U.S. analyst sounds warning against ‘creeping sharia’

Robert Spencer

TORONTO — Here are a few items you may have missed if your sole source of international news was the mainstream media.

In Tunisia, a France-based imam known for promoting Jewish-Muslim relations was assaulted and called a Zionist. In the United States, the Syrian Electronic Army hacked into an U.S. Marine Corps website and argued Americans should not take Al Qaeda’s side in its war with Syria. And and in Texas, legislators proposed a bill that would recognize Nidal Hasan’s Fort Hood victims as casualties in a war, and not, as the Obama administration has asserted, victims of workplace violence.

The items appeared on Jihad Watch, a website operated by Robert Spencer as a program of the California-based David Horowitz Freedom Center. Spencer is author of a dozen books, among them two New York Times bestsellers, The Truth About Muhammad and The Politically Incorrect Guide to Islam (and the Crusades).

“The [mainstream media] has shown a general unwillingness to discuss the motives and goals of jihad attacks,” Spencer said in an email interview with The CJN. “The Society of Professional Journalists has guidelines instructing journalists to dissociate Islam and jihad from stories about Muslim terrorists. This creates a peculiar and pervasive unreality.”

Spencer started the website in October 2003, “because I was looking for a central location for jihad news and commentary. I didn’t find it, so I started it myself.”

He will be in Toronto on Sept. 17 at The Hilton Toronto/Markham Conference Centre and Spa along with blogger Pamela Geller. They’re being brought to Toronto by the Jewish Defence League (JDL) of Canada.

The hotel announced last month that it would not rescind the booking, despite receiving a letter from the National Council of Canadian Muslims (NCCM) – formerly the Canadian branch of the Council on American Islamic Relations (CAIR) – that called Geller and Spencer “notorious xenophobic activists.”

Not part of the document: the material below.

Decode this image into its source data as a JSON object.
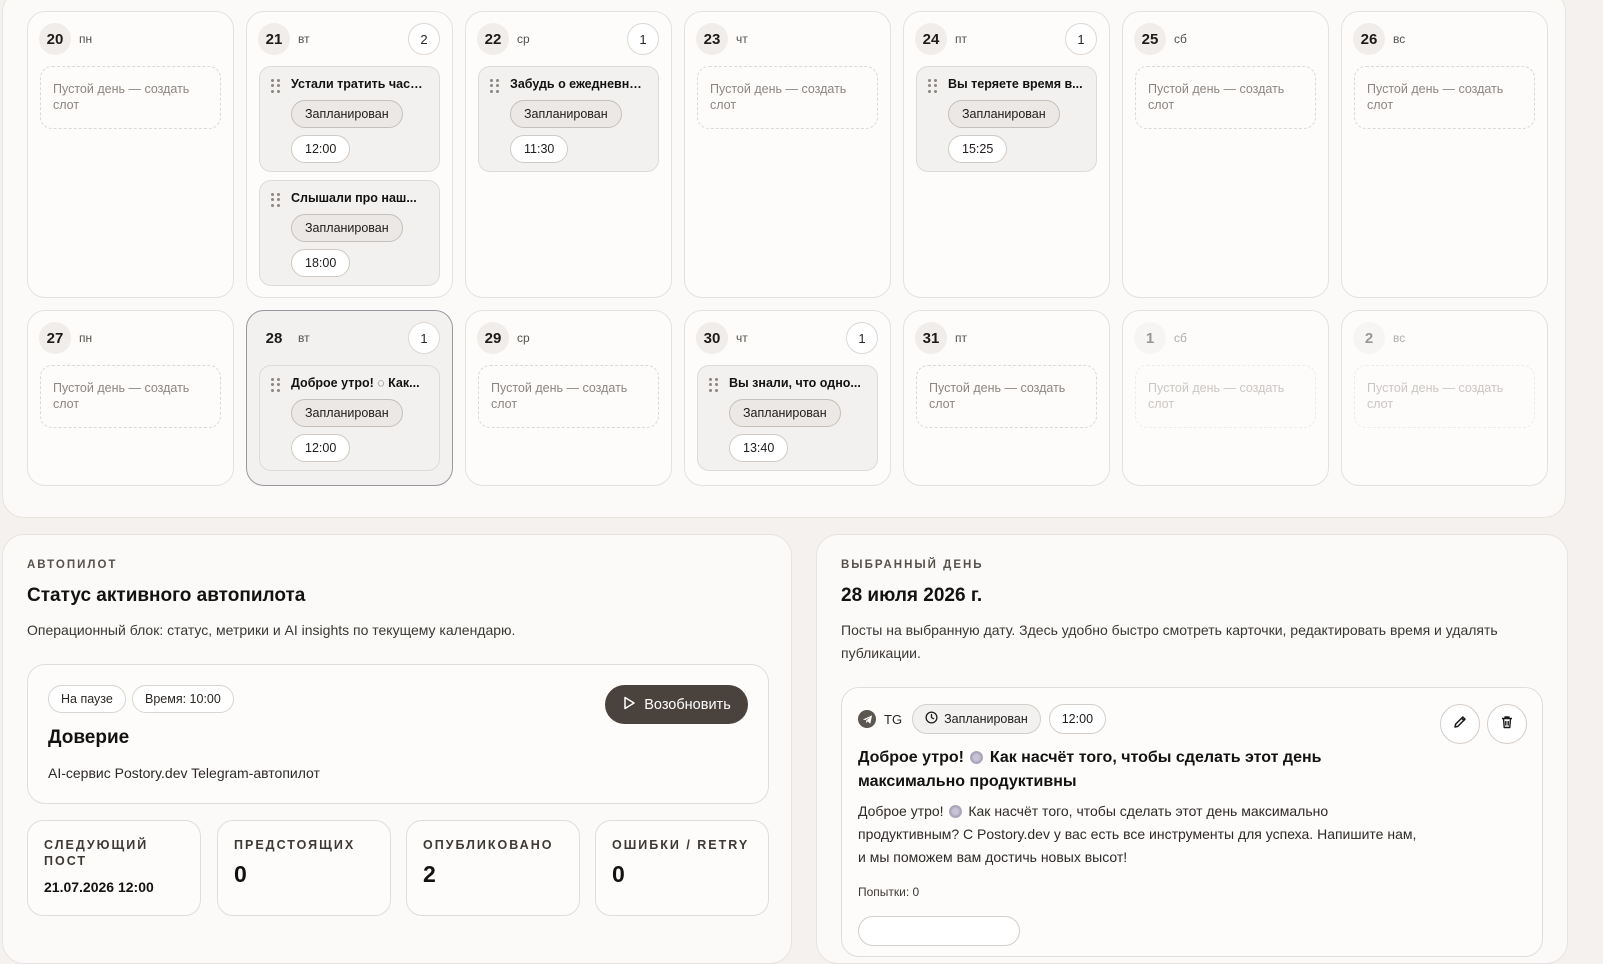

Spencer and Geller are co-sponsors of Stop Islamization of America and the Freedom Defense Initiative. Both have been called Islamophobes, a label he rejects. There is even a website, Spencer Watch, dedicated to “exposing” him, questioning his credentials and calling Horowitz “a prolific builder of far right institutions and organizations.”

“Government and media are complacent in the face of a growing jihadist threat and are far more concerned with stopping phantom ‘Islamophobia’ than with protecting the freedoms of their citizens and preventing the next jihad attack,” said Spencer. “Hence the demonization of those resisting jihad terror.”

One example cited by Spencer was the Boston Marathon bombing and the failure of the “politically correct FBI… to evaluate properly intelligence it received from Russia on Tamerlan Tsarnaev. They said he was a jihadi, but the FBI is forbidden to study what exactly that means. So they gave Tsarnaev a pass.”

The Obama administration’s record in addressing radical Islam is “abysmal,” he continued. “Obama mandated the scrubbing of U.S. government counter-terror training material of all mention of Islam and jihad in connection with terrorism in 2011. I doubt the Canadian government is this wilfully ignorant, but it is unlikely to be significantly better.”

Spencer agreed with the premise there’s an agenda of “creeping sharia” at play in which Islamic norms are being insinuated into western societies.

“The Muslim Brotherhood stated in a captured internal document that its work in the United States was a ‘kind of grand jihad in eliminating and destroying western civilization from within’ so that ‘Allah’s religion is victorious over other religions.’ That’s not an agenda of creeping sharia?” he asked.

Spencer said when human rights commissions in British Columbia and Alberta agreed to hear complaints by Muslim groups against journalists Mark Steyn and Ezra Levant, the “commissions were, wittingly or unwittingly, pursuing an agenda of placing criticism of Islam beyond the pale of acceptable discourse.”

Asked whether he agreed with U.S. Mideast analyst Daniel Pipes’ formulation that “radical Islam is the problem and moderate Islam is the solution,” Spencer replied: “If moderate Islam existed, it would be the solution.

“Right now, while there are many moderate Muslims, there is no mainstream sect or school of Islamic law that teaches that non-Muslims and Muslims should live together peacefully as legal equals in a secular society, or that women should have equal rights with men, or that apostates from Islam have a right to live. Until such a mainstream sect or school emerges, moderate Islam cannot be the solution because it does not exist.”

In opposing “Jihad violence and Islamic supremacism,” Spencer said he is defending U.S. constitutional freedoms and the principles of human rights delineated in the UN Declaration of Human Rights of 1948.”